Only I was seeing the observatory through at least fifty different eyes, and hearing with fifty different ears, and I couldn’t blink or turn off the input. So I was trying to scream, but that just made things worse because my scream bellowed from fifty different speakers, which overloaded fifty different microphones. Within my head a feedback squeal like a migraine peeled across my consciousness.

It was Howard who saved me. Or, rather, his memories.

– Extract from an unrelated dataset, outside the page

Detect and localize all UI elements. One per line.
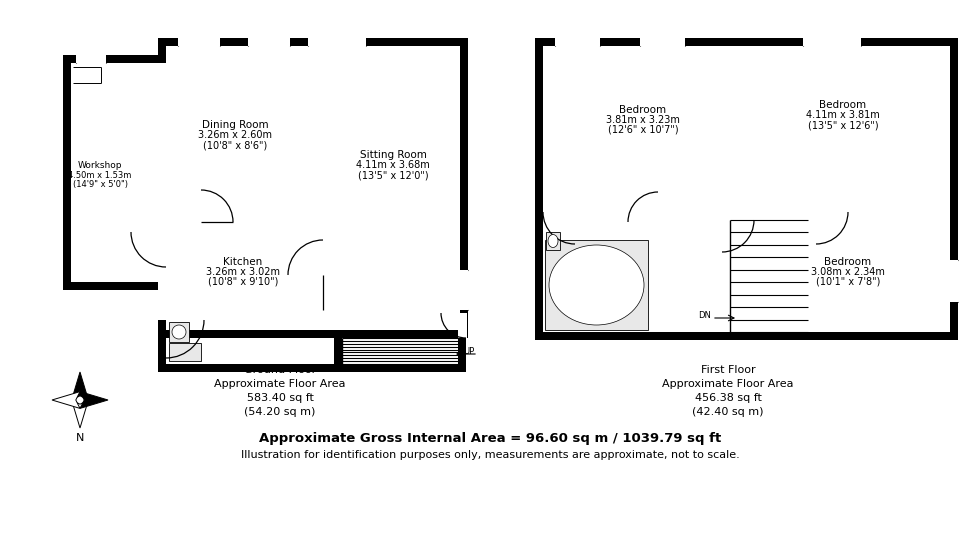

On the chance that I’d be able to access what was left of Howard’s intellect, I’d networked his old arrays in a cluster adjacent to the main set of blanks I’d set up for myself. In desperate panic, I mentally reached for Howard, and felt a quick jolt of information flow across the link. Suddenly I was on solid mental ground again, my field of vision rapidly narrowed to one camera view, and my ability to hear narrowed down to a single, neutered computer voice that simply said, “Command access granted, Mirek. Awaiting further instructions.”

The system knew my name.

I’d made it.

Only, I couldn’t feel excited about that. Intellectually, I think I was relieved. But the glandular feeling of satisfaction, of triumph, that should have been mine, was absent. All that remained was the coolness of pure, rapid thought. Thought so fast, I felt staggered by the implications. And capability. No mathematical calculation ever need be beyond my grasp again. The moment I could conceive of a problem, the answer was in my mind at the same instant. Memory recall proved similarly rapid, and I took a few moments to ponder this reality, which brought on a further jolt of data from Howard’s banks, which were actively integrating with my own, now that they had a reliable cerebral matrix to map to.